The second exception arises because type checking in Featherweight Scala's type system is most likely undecidable. Given that the design is in flux, I haven't precisely verified this, but it seems quite plausible given its expressive power is similar to languages where type checking is known to be undecidable. Because type checking is undecidable, and the Scala language implementation attempts to have its type checking phase be terminating, there should be some programs that can be shown to be well-typed in Featherweight Scala that the Scala compiler will reject.

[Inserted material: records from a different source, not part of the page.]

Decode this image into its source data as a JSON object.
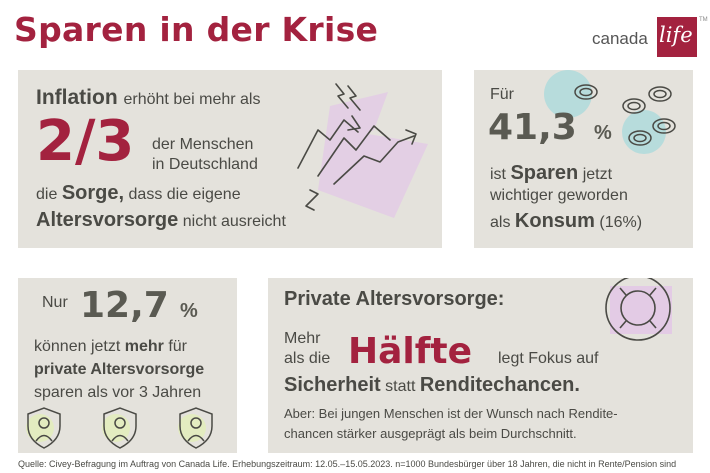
{
  "header": {
    "title": "Sparen in der Krise",
    "logo_text": "canada",
    "logo_mark": "life",
    "logo_tm": "TM"
  },
  "card_inflation": {
    "lead_bold": "Inflation",
    "lead_rest": "erhöht bei mehr als",
    "big": "2/3",
    "line_a": "der Menschen",
    "line_b": "in Deutschland",
    "line3_pre": "die",
    "line3_bold": "Sorge,",
    "line3_rest": "dass die eigene",
    "line4_bold": "Altersvorsorge",
    "line4_rest": "nicht ausreicht",
    "icon": "rising-arrows-lightning-icon"
  },
  "card_sparen": {
    "pre": "Für",
    "big": "41,3",
    "unit": "%",
    "line1_pre": "ist",
    "line1_bold": "Sparen",
    "line1_rest": "jetzt",
    "line2": "wichtiger geworden",
    "line3_pre": "als",
    "line3_bold": "Konsum",
    "line3_rest": "(16%)",
    "icon": "coins-icon"
  },
  "card_mehr": {
    "pre": "Nur",
    "big": "12,7",
    "unit": "%",
    "line1_pre": "können jetzt",
    "line1_bold": "mehr",
    "line1_rest": "für",
    "line2_bold": "private Altersvorsorge",
    "line3": "sparen als vor 3 Jahren",
    "icon": "shield-person-icon"
  },
  "card_private": {
    "heading": "Private Altersvorsorge:",
    "line1": "Mehr",
    "line2": "als die",
    "big": "Hälfte",
    "after_big": "legt Fokus auf",
    "line3_bold1": "Sicherheit",
    "line3_mid": "statt",
    "line3_bold2": "Renditechancen.",
    "note1": "Aber: Bei jungen Menschen ist der Wunsch nach Rendite-",
    "note2": "chancen stärker ausgeprägt als beim Durchschnitt.",
    "icon": "lifebuoy-icon"
  },
  "footer": {
    "source": "Quelle: Civey-Befragung im Auftrag von Canada Life. Erhebungszeitraum: 12.05.–15.05.2023. n=1000 Bundesbürger über 18 Jahren, die nicht in Rente/Pension sind"
  },
  "colors": {
    "brand_red": "#a3223f",
    "card_bg": "#e4e2dc",
    "text": "#4a4a45",
    "accent_lilac": "#e3cbe5",
    "accent_teal": "#b7dcdc",
    "accent_lime": "#e3ecc0"
  }
}
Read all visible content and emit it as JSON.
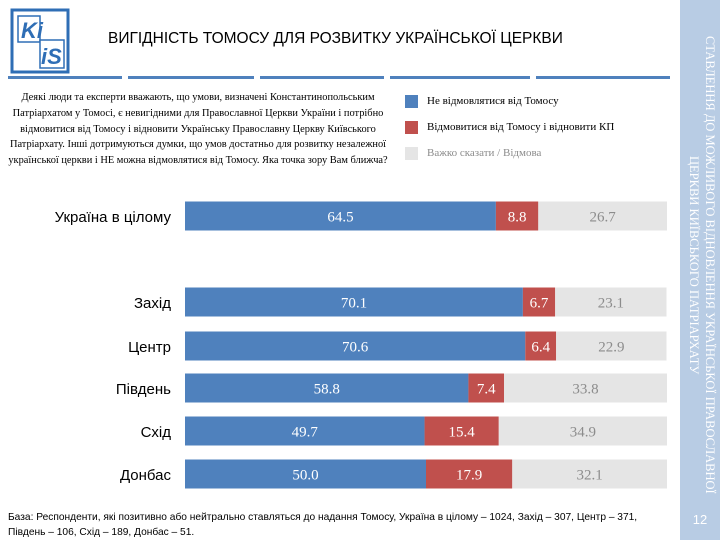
{
  "header": {
    "logo_text": "KIIS",
    "title": "ВИГІДНІСТЬ ТОМОСУ ДЛЯ РОЗВИТКУ УКРАЇНСЬКОЇ ЦЕРКВИ"
  },
  "question": "Деякі люди та експерти вважають, що умови, визначені Константинопольським Патріархатом у Томосі, є невигідними для Православної Церкви України і потрібно відмовитися від Томосу і відновити Українську Православну Церкву Київського Патріархату. Інші дотримуються думки, що умов достатньо для розвитку незалежної української церкви і НЕ можна відмовлятися від Томосу. Яка точка зору Вам ближча?",
  "side_title": "СТАВЛЕННЯ ДО МОЖЛИВОГО ВІДНОВЛЕННЯ УКРАЇНСЬКОЇ ПРАВОСЛАВНОЇ ЦЕРКВИ КИЇВСЬКОГО ПАТРІАРХАТУ",
  "page_number": "12",
  "footnote": "База: Респонденти, які позитивно або нейтрально ставляться до надання Томосу, Україна в цілому – 1024, Захід – 307, Центр – 371, Південь – 106, Схід – 189, Донбас – 51.",
  "colors": {
    "brand": "#4f81bd",
    "side_panel": "#b8cce4"
  },
  "chart_data": {
    "type": "bar",
    "orientation": "horizontal",
    "stacked": true,
    "percent": true,
    "categories": [
      "Україна в цілому",
      "Захід",
      "Центр",
      "Південь",
      "Схід",
      "Донбас"
    ],
    "series": [
      {
        "name": "Не відмовлятися від Томосу",
        "color": "#4f81bd",
        "label_color": "#ffffff",
        "values": [
          64.5,
          70.1,
          70.6,
          58.8,
          49.7,
          50.0
        ]
      },
      {
        "name": "Відмовитися від Томосу і відновити КП",
        "color": "#c0504d",
        "label_color": "#ffffff",
        "values": [
          8.8,
          6.7,
          6.4,
          7.4,
          15.4,
          17.9
        ]
      },
      {
        "name": "Важко сказати / Відмова",
        "color": "#e5e5e5",
        "label_color": "#8c8c8c",
        "values": [
          26.7,
          23.1,
          22.9,
          33.8,
          34.9,
          32.1
        ]
      }
    ],
    "legend_position": "top-right",
    "grid": false
  }
}
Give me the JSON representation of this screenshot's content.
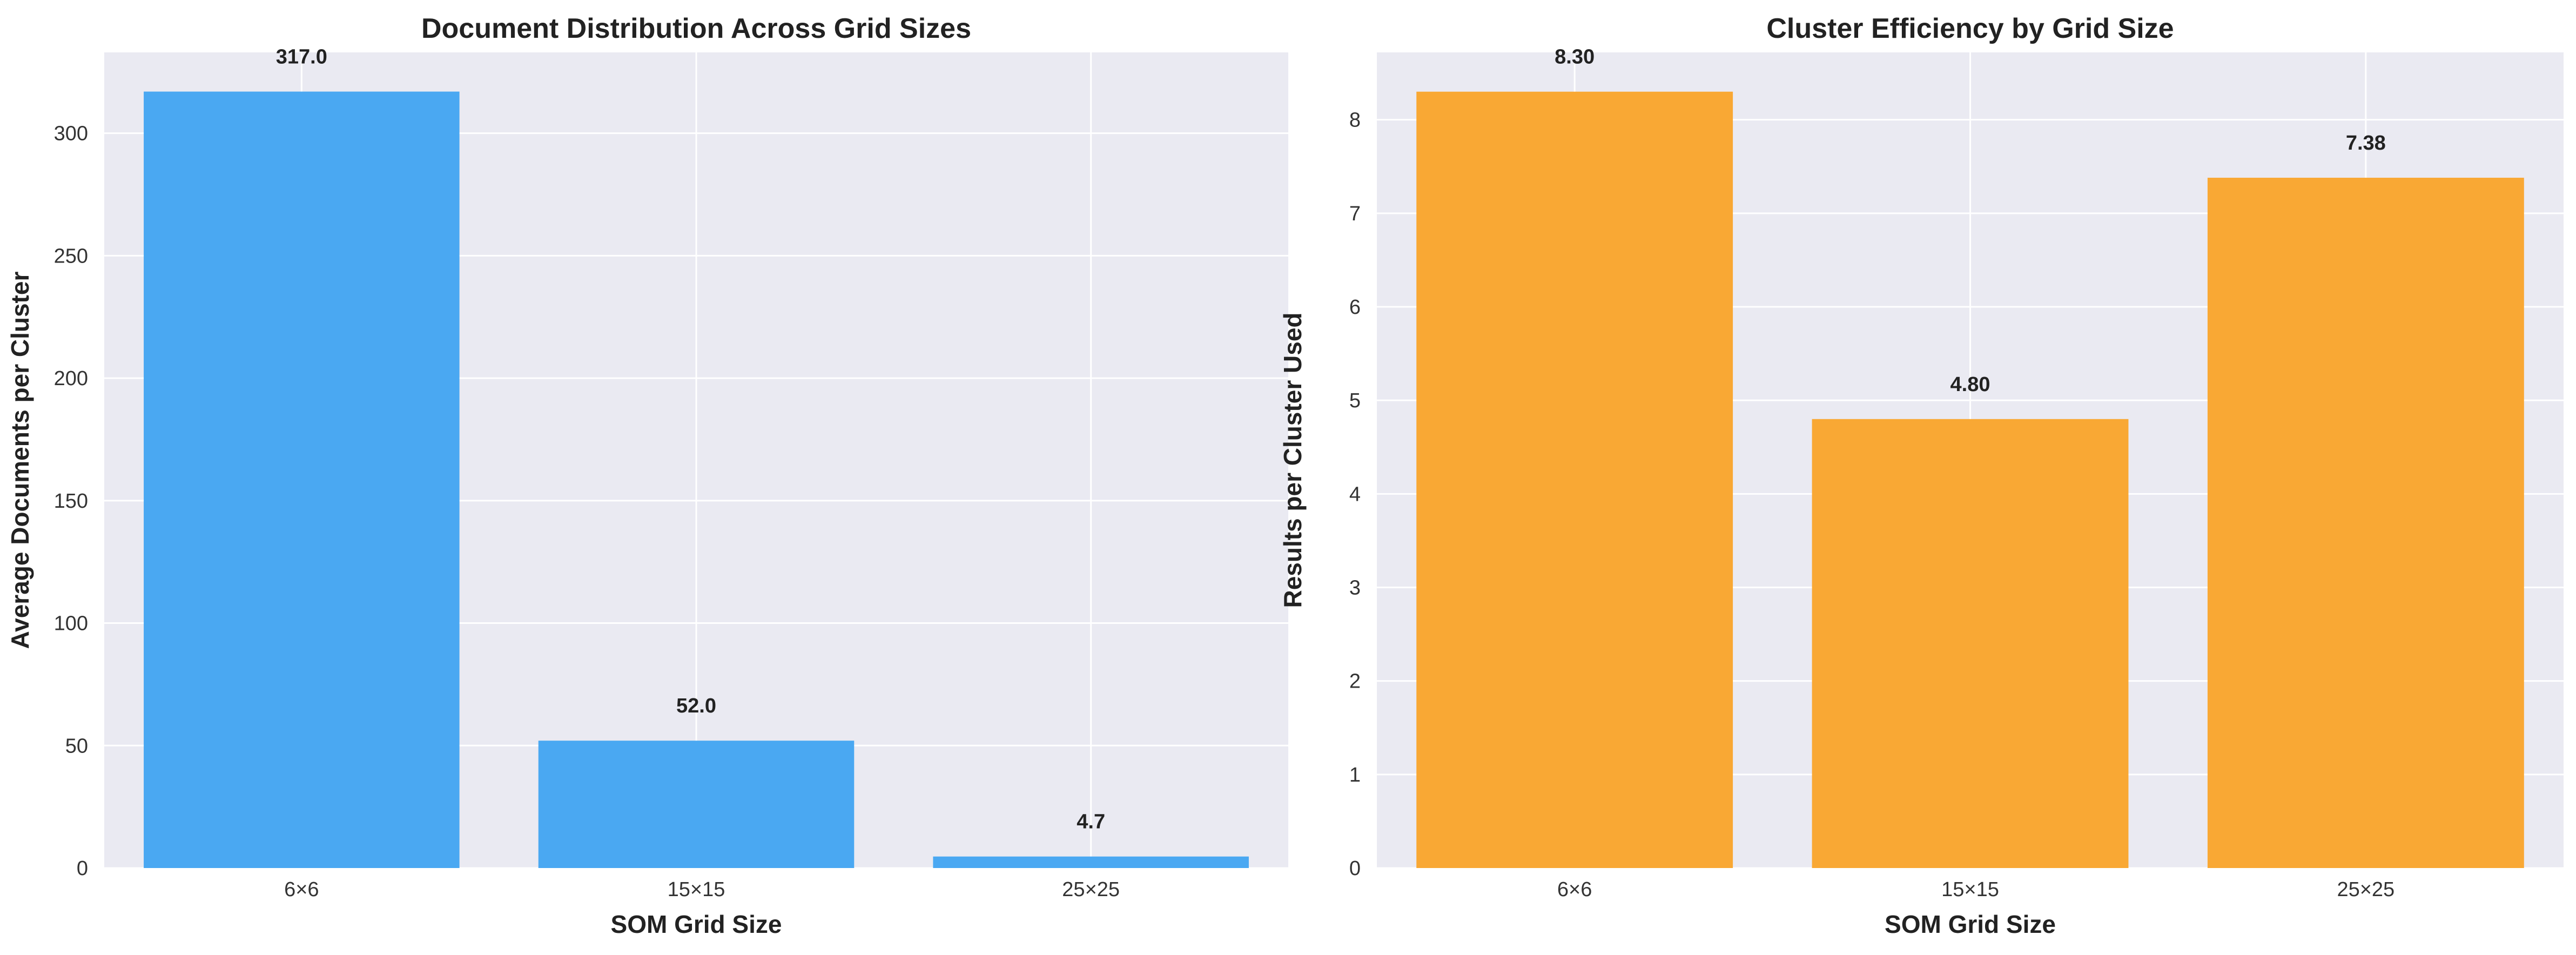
{
  "chart_data": [
    {
      "type": "bar",
      "title": "Document Distribution Across Grid Sizes",
      "xlabel": "SOM Grid Size",
      "ylabel": "Average Documents per Cluster",
      "categories": [
        "6×6",
        "15×15",
        "25×25"
      ],
      "values": [
        317.0,
        52.0,
        4.7
      ],
      "value_labels": [
        "317.0",
        "52.0",
        "4.7"
      ],
      "ylim": [
        0,
        333
      ],
      "yticks": [
        0,
        50,
        100,
        150,
        200,
        250,
        300
      ],
      "ytick_labels": [
        "0",
        "50",
        "100",
        "150",
        "200",
        "250",
        "300"
      ],
      "color": "#4AA8F2",
      "grid": true
    },
    {
      "type": "bar",
      "title": "Cluster Efficiency by Grid Size",
      "xlabel": "SOM Grid Size",
      "ylabel": "Results per Cluster Used",
      "categories": [
        "6×6",
        "15×15",
        "25×25"
      ],
      "values": [
        8.3,
        4.8,
        7.38
      ],
      "value_labels": [
        "8.30",
        "4.80",
        "7.38"
      ],
      "ylim": [
        0,
        8.72
      ],
      "yticks": [
        0,
        1,
        2,
        3,
        4,
        5,
        6,
        7,
        8
      ],
      "ytick_labels": [
        "0",
        "1",
        "2",
        "3",
        "4",
        "5",
        "6",
        "7",
        "8"
      ],
      "color": "#F9A834",
      "grid": true
    }
  ],
  "style": {
    "plot_background": "#EAEAF2",
    "grid_color": "#FFFFFF"
  }
}
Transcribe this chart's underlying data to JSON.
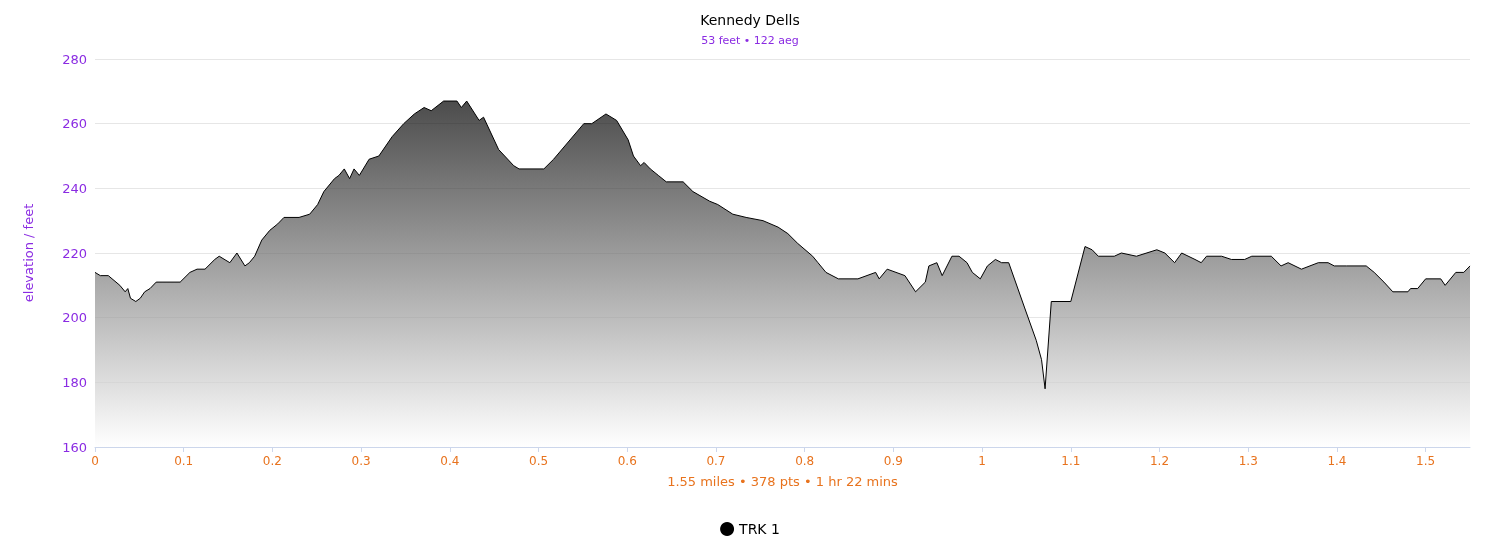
{
  "chart_data": {
    "type": "area",
    "title": "Kennedy Dells",
    "subtitle": "53 feet • 122 aeg",
    "xlabel": "1.55 miles • 378 pts • 1 hr 22 mins",
    "ylabel": "elevation / feet",
    "xlim": [
      0,
      1.55
    ],
    "xticks": [
      0,
      0.1,
      0.2,
      0.3,
      0.4,
      0.5,
      0.6,
      0.7,
      0.8,
      0.9,
      1,
      1.1,
      1.2,
      1.3,
      1.4,
      1.5
    ],
    "ylim": [
      160,
      280
    ],
    "yticks": [
      160,
      180,
      200,
      220,
      240,
      260,
      280
    ],
    "grid": "y",
    "legend": "bottom",
    "marker": "none",
    "line_style": "solid",
    "series": [
      {
        "name": "TRK 1",
        "color": "#000000",
        "x": [
          0,
          0.006,
          0.015,
          0.028,
          0.034,
          0.037,
          0.04,
          0.046,
          0.051,
          0.056,
          0.062,
          0.069,
          0.096,
          0.107,
          0.115,
          0.124,
          0.135,
          0.14,
          0.152,
          0.16,
          0.169,
          0.174,
          0.18,
          0.188,
          0.197,
          0.206,
          0.213,
          0.23,
          0.242,
          0.251,
          0.258,
          0.27,
          0.275,
          0.281,
          0.287,
          0.292,
          0.298,
          0.309,
          0.32,
          0.335,
          0.348,
          0.36,
          0.371,
          0.379,
          0.393,
          0.408,
          0.413,
          0.419,
          0.433,
          0.438,
          0.455,
          0.472,
          0.478,
          0.506,
          0.517,
          0.551,
          0.56,
          0.576,
          0.588,
          0.601,
          0.607,
          0.615,
          0.619,
          0.626,
          0.635,
          0.644,
          0.663,
          0.674,
          0.693,
          0.702,
          0.719,
          0.734,
          0.753,
          0.77,
          0.781,
          0.792,
          0.809,
          0.815,
          0.824,
          0.838,
          0.86,
          0.88,
          0.884,
          0.893,
          0.913,
          0.925,
          0.936,
          0.94,
          0.949,
          0.955,
          0.966,
          0.974,
          0.983,
          0.989,
          0.998,
          1.006,
          1.015,
          1.022,
          1.03,
          1.048,
          1.061,
          1.067,
          1.071,
          1.078,
          1.1,
          1.116,
          1.124,
          1.131,
          1.149,
          1.157,
          1.174,
          1.197,
          1.206,
          1.217,
          1.225,
          1.24,
          1.247,
          1.253,
          1.27,
          1.281,
          1.296,
          1.304,
          1.326,
          1.337,
          1.345,
          1.36,
          1.379,
          1.39,
          1.397,
          1.411,
          1.433,
          1.442,
          1.453,
          1.463,
          1.48,
          1.483,
          1.491,
          1.5,
          1.517,
          1.522,
          1.534,
          1.543,
          1.55
        ],
        "values": [
          214,
          213,
          213,
          210,
          208,
          209,
          206,
          205,
          206,
          208,
          209,
          211,
          211,
          214,
          215,
          215,
          218,
          219,
          217,
          220,
          216,
          217,
          219,
          224,
          227,
          229,
          231,
          231,
          232,
          235,
          239,
          243,
          244,
          246,
          243,
          246,
          244,
          249,
          250,
          256,
          260,
          263,
          265,
          264,
          267,
          267,
          265,
          267,
          261,
          262,
          252,
          247,
          246,
          246,
          249,
          260,
          260,
          263,
          261,
          255,
          250,
          247,
          248,
          246,
          244,
          242,
          242,
          239,
          236,
          235,
          232,
          231,
          230,
          228,
          226,
          223,
          219,
          217,
          214,
          212,
          212,
          214,
          212,
          215,
          213,
          208,
          211,
          216,
          217,
          213,
          219,
          219,
          217,
          214,
          212,
          216,
          218,
          217,
          217,
          203,
          193,
          187,
          178,
          205,
          205,
          222,
          221,
          219,
          219,
          220,
          219,
          221,
          220,
          217,
          220,
          218,
          217,
          219,
          219,
          218,
          218,
          219,
          219,
          216,
          217,
          215,
          217,
          217,
          216,
          216,
          216,
          214,
          211,
          208,
          208,
          209,
          209,
          212,
          212,
          210,
          214,
          214,
          216
        ]
      }
    ]
  }
}
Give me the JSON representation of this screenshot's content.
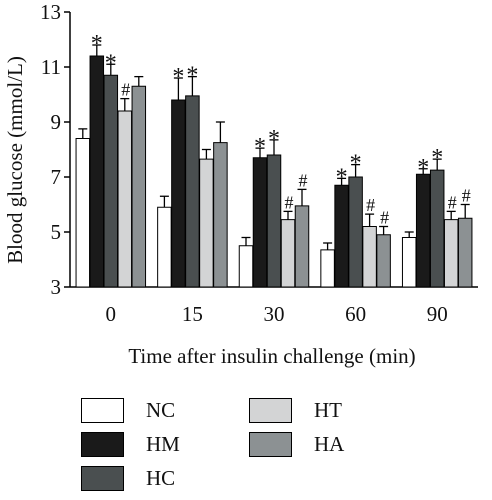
{
  "chart_data": {
    "type": "bar",
    "xlabel": "Time after insulin challenge (min)",
    "ylabel": "Blood glucose (mmol/L)",
    "ylim": [
      3,
      13
    ],
    "yticks": [
      "3",
      "5",
      "7",
      "9",
      "11",
      "13"
    ],
    "categories": [
      "0",
      "15",
      "30",
      "60",
      "90"
    ],
    "series": [
      {
        "name": "NC",
        "color": "#ffffff",
        "values": [
          8.4,
          5.9,
          4.5,
          4.35,
          4.8
        ],
        "errors": [
          0.35,
          0.4,
          0.3,
          0.25,
          0.2
        ],
        "marks": [
          "",
          "",
          "",
          "",
          ""
        ]
      },
      {
        "name": "HM",
        "color": "#1a1a1a",
        "values": [
          11.4,
          9.8,
          7.7,
          6.7,
          7.1
        ],
        "errors": [
          0.4,
          0.8,
          0.35,
          0.25,
          0.2
        ],
        "marks": [
          "*",
          "*",
          "*",
          "*",
          "*"
        ]
      },
      {
        "name": "HC",
        "color": "#4a4f50",
        "values": [
          10.7,
          9.95,
          7.8,
          7.0,
          7.25
        ],
        "errors": [
          0.4,
          0.7,
          0.55,
          0.45,
          0.4
        ],
        "marks": [
          "*",
          "*",
          "*",
          "*",
          "*"
        ]
      },
      {
        "name": "HT",
        "color": "#d3d4d5",
        "values": [
          9.4,
          7.65,
          5.45,
          5.2,
          5.45
        ],
        "errors": [
          0.45,
          0.35,
          0.3,
          0.45,
          0.3
        ],
        "marks": [
          "#",
          "",
          "#",
          "#",
          "#"
        ]
      },
      {
        "name": "HA",
        "color": "#8c9193",
        "values": [
          10.3,
          8.25,
          5.95,
          4.9,
          5.5
        ],
        "errors": [
          0.35,
          0.75,
          0.6,
          0.3,
          0.5
        ],
        "marks": [
          "",
          "",
          "#",
          "#",
          "#"
        ]
      }
    ],
    "legend_position": "bottom"
  }
}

I think the other thing I've determined is that I do not understand F-bounded quantification as well as I thought I did. At least, I find myself worried about the cases where the typing rules presently require  templates, that have not yet been verified to be well-formed, to be introduced as hypotheses while verifying their own correctness. So I need to do some additional reading to see how some other languages deal with this issue. Certainly I can put my mind at ease by making the type system more restrictive, but I do not want to be so restrictive that it is no longer reasonable to call the language Featherweight Scala.

Update: Okay, so after looking at Featherweight Generic Java and νObj again more closely, they both do essentially the same kind of thing. In FGJ, the class table is well-formed if all its classes are well-formed, but checking a class's well-formedness may require presupposing that that class tale is well-formed. In νObj, the well-formedness of recursive record types is checked under the assumption that the record's self-name has the type of the record. Certainly the same sort of things come up when verifying the well-formedness of recursive functions and recursive types, but at least there what is being assumed is at a higher level of abstraction: when checking a recursive function you assume that the function has some well-formed type, or when checking a recursive type you assume that the type has some well-formed kind.